Maybe it's my Asheville upbringing, but there's something really confident and accomplished (and self-important)in the sound of the term... "artisan."

Oh, what's Artisan, you say?

No, you're not making craft beer or countertops.

Here, have a look.

Soon, in addition to Pioneer, players will attempt to solve the new Artisan format, putting all their skills to use to - wait, what's that? Oh right, some friends and I already did that.

But first...

Why is Artisan a Format at All?

If you know my Magic theory framework, you already know the answer.

Artisan is hoping to solve a problem that other formats do not. Whether or not it stays around depends on how well it succeeds in solving problems. The same applies to Pioneer, a format I'm less optimistic about, though I'll go into that another time.

Beyond the obvious budget and convenience, Artisan is a place where tight play and critical thinking are much more important due to the inability to have much or any of the following:

  • Big, splashy catch up effects.
  • Degenerate auto-win combos.
  • Bomby all-star cards that can win the game on their own.
  • Mass removal.
  • Creatures that have high stats while still providing other value.

That means every edge counts. The game results are much more likely due to a quiet decision fork than in powered up Magic. This is thinking Magic. This is Magic for artisans.

We Ain't Peasants

Golem Artisan

Two months ago, I realized that nearly a dozen of the players I frequently talk to and interact with talked about Magic a lot but played together very little. While that may have been a problem in the days of Magic Online, travel, or nothing, we live in the Arena era. We can play whenever we want with ease!

The only issue? Some players weren't "Arena-ready," in that they'd barely tried the program so far or they just hadn't had the time to go deep on it. Accessibility needed to happen, so we opted to keep most of our events C/U Standard, which would be Peasant until very recently.
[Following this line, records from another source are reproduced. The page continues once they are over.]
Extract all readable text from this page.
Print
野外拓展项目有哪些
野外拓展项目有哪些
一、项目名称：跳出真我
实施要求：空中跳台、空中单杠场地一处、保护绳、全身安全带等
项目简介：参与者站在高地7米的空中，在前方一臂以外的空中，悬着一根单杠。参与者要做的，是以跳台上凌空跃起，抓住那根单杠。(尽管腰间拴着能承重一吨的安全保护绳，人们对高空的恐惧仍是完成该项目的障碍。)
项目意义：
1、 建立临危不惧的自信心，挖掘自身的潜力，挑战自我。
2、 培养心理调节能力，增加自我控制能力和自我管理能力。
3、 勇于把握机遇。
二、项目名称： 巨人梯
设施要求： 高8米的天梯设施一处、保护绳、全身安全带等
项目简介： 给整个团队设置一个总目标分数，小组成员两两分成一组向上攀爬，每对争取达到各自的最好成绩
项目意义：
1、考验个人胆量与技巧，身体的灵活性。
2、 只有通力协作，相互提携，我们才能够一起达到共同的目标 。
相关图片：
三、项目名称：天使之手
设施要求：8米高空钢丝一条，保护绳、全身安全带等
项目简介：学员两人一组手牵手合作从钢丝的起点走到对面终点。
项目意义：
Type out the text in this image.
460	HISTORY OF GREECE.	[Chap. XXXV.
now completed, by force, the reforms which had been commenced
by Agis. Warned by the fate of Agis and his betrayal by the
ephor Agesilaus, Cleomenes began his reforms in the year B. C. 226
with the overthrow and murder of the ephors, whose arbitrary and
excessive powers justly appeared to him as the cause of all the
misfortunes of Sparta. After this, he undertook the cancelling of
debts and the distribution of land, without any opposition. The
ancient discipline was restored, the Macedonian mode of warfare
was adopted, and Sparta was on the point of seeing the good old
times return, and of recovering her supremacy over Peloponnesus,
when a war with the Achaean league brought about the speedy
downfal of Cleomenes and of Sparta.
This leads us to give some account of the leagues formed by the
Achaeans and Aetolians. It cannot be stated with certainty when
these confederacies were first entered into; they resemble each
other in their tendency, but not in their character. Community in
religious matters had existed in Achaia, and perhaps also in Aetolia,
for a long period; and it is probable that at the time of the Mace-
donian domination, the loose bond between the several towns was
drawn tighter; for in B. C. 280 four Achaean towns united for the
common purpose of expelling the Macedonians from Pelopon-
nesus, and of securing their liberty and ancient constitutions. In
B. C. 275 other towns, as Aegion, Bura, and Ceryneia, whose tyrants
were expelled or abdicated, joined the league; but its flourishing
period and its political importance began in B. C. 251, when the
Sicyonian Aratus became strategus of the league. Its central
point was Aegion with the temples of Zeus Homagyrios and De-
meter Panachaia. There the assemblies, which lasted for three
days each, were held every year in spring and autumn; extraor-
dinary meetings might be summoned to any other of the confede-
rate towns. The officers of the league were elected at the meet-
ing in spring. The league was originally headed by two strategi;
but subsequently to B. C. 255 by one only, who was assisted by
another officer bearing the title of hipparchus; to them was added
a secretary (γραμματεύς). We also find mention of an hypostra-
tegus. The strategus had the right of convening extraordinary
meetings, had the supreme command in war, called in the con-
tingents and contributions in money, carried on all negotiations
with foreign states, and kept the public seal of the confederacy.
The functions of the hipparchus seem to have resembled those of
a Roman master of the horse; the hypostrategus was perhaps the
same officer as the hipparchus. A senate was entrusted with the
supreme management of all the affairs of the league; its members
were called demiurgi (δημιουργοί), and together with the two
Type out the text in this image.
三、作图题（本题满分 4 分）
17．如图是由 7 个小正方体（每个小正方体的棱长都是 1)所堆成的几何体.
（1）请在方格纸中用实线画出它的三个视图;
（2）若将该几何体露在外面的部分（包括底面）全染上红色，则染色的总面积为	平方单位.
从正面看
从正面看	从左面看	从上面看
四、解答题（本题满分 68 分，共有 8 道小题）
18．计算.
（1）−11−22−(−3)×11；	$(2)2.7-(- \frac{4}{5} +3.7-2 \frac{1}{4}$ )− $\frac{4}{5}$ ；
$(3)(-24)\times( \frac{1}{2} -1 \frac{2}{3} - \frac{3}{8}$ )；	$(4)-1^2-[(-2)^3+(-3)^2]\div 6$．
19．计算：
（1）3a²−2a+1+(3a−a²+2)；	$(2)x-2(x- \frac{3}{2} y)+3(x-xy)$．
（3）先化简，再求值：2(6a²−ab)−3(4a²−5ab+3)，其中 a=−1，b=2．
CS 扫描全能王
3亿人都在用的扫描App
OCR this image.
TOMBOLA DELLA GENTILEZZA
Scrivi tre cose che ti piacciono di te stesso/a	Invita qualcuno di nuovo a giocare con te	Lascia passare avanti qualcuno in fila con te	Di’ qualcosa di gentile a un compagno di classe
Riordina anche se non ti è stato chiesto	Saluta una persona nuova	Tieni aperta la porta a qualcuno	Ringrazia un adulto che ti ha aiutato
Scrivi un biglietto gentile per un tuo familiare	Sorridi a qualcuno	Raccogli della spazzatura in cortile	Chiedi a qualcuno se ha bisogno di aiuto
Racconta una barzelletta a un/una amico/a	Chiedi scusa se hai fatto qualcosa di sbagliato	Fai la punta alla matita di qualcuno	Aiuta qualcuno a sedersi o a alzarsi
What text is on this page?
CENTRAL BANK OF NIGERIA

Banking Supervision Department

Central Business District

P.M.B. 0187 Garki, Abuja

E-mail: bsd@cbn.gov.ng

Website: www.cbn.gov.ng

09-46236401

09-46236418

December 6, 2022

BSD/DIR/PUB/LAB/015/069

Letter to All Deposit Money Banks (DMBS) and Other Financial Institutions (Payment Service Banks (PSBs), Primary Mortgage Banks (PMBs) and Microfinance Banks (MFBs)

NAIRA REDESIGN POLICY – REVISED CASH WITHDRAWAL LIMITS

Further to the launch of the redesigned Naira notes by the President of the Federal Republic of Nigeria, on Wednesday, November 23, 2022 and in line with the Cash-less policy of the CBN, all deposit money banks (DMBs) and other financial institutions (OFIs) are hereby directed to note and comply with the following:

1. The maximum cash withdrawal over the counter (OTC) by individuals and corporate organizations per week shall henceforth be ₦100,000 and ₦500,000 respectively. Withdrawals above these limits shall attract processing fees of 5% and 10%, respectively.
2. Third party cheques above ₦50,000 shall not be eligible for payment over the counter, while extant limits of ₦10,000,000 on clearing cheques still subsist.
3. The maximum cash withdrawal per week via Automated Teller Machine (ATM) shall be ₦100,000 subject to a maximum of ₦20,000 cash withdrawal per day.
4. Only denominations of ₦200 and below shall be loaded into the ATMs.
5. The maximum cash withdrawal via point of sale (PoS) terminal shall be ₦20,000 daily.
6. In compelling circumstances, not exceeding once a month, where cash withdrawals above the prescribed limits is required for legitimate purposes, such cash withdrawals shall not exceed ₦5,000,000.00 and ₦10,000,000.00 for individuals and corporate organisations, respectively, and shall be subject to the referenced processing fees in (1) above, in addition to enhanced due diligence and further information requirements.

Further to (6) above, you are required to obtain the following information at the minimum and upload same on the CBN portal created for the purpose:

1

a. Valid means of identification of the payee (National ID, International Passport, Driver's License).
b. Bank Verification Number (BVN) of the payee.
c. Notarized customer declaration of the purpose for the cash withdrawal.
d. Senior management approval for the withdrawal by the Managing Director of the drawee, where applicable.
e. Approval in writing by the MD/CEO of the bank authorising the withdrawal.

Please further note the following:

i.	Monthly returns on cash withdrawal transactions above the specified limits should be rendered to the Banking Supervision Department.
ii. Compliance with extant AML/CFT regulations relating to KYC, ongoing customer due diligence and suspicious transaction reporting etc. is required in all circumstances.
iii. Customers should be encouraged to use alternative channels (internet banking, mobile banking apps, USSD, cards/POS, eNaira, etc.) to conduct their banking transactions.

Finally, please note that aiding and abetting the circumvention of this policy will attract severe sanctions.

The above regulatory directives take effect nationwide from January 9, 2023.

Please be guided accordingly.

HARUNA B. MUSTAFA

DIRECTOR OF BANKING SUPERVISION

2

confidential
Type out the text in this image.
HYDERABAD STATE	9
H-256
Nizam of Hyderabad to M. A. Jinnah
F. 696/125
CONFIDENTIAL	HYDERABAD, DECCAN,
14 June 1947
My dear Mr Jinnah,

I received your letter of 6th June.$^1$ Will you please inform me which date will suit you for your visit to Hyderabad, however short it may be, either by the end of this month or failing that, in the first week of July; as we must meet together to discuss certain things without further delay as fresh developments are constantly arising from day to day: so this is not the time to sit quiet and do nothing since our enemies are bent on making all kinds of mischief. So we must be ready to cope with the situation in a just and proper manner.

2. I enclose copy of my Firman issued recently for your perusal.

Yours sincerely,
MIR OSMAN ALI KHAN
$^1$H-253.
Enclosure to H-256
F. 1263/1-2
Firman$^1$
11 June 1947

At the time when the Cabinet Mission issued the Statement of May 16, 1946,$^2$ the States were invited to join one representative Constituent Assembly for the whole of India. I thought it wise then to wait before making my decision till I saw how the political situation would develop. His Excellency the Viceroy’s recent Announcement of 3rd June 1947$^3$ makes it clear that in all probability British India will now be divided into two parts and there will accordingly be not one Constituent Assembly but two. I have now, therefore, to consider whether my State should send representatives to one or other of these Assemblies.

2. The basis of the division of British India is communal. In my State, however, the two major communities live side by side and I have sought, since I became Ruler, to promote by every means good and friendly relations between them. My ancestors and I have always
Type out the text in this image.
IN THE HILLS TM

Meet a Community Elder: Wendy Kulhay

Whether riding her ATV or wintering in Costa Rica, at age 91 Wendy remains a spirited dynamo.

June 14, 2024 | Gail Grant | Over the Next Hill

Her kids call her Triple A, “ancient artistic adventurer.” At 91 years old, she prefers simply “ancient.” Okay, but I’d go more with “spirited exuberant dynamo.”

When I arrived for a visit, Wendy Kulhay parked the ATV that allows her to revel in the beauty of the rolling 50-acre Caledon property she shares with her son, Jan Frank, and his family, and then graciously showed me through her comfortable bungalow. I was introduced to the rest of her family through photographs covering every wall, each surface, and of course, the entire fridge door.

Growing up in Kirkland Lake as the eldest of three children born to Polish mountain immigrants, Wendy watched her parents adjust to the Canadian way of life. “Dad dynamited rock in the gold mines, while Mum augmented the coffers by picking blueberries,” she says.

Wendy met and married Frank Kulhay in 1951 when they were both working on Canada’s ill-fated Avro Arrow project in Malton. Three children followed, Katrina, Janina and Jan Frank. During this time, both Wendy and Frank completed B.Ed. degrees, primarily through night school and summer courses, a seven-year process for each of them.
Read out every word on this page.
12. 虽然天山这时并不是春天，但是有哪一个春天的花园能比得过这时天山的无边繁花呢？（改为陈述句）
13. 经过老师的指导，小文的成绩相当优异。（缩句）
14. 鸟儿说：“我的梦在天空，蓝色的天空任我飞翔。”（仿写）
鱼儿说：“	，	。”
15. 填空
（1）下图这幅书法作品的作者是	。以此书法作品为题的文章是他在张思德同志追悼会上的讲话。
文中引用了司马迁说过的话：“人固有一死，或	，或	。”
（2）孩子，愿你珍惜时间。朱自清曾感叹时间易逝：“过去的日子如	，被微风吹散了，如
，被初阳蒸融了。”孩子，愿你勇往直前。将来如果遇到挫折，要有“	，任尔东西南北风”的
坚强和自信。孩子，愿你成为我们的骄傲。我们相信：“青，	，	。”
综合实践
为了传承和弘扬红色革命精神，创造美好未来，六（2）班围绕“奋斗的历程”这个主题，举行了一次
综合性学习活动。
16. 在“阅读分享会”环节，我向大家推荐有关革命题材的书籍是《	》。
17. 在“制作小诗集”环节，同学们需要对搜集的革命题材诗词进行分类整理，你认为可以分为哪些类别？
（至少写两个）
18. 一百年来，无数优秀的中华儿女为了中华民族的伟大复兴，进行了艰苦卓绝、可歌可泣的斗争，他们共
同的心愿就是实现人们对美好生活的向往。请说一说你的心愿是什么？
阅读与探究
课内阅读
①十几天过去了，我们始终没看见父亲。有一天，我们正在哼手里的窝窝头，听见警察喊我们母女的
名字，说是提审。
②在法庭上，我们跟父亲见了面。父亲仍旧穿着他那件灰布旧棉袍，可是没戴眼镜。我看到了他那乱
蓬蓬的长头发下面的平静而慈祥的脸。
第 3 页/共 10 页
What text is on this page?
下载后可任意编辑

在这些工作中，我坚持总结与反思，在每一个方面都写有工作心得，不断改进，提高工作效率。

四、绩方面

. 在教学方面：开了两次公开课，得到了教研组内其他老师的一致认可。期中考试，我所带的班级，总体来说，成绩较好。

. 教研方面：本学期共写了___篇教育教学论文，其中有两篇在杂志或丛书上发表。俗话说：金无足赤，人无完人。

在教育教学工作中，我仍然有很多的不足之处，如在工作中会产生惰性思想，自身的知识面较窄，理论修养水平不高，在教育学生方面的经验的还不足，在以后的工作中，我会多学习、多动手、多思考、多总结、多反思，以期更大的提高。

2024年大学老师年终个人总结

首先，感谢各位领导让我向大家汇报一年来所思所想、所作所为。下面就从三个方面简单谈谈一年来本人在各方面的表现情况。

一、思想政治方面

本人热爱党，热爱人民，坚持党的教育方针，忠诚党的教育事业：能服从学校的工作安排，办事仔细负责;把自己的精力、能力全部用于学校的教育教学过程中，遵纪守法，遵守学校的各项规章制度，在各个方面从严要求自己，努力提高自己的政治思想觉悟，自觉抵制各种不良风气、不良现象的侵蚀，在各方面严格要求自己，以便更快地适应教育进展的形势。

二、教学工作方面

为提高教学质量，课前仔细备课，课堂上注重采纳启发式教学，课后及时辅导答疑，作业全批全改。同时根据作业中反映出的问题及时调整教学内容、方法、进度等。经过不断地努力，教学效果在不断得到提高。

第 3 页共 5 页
By the time Artisan was announced as an official format, we'd already finished an event. And looking at the banned list, boy do our results line up well.

Sidenote: If you'd be interested in this sort of League Magic play, DM me on Twitch and we'll get you to the Discord! The league has been officially and affectionately dubbed Pro Magic Guerilla due to its philosophies.

PMG. The only real Magic left.

The Art of Artisan

So how do we know we were on the right track for the bigger metagame?

Because of our banned list.

See, the way we went about it for this first event is that we decided the Top 4 finishers could nominate up to four cards to be considered for banning. All ballots were secret, but if a card showed up more than once, we agreed to ban it for at least the next event.

Here are the cards that were mentioned along with how many votes they received:

Compare to the actual announced list:

Cauldron Familiar
Gates Ablaze
Cavalcade of Calamity
Persistent Petitioners

Not bad for an unreal small sample size! So how did we end up here and what does it mean?

Led by Red

I played against this deck in both the swiss and as the tournament final. This event had ten participants, and I'm positive if it had ten thousand this deck would still have won. It was dominant.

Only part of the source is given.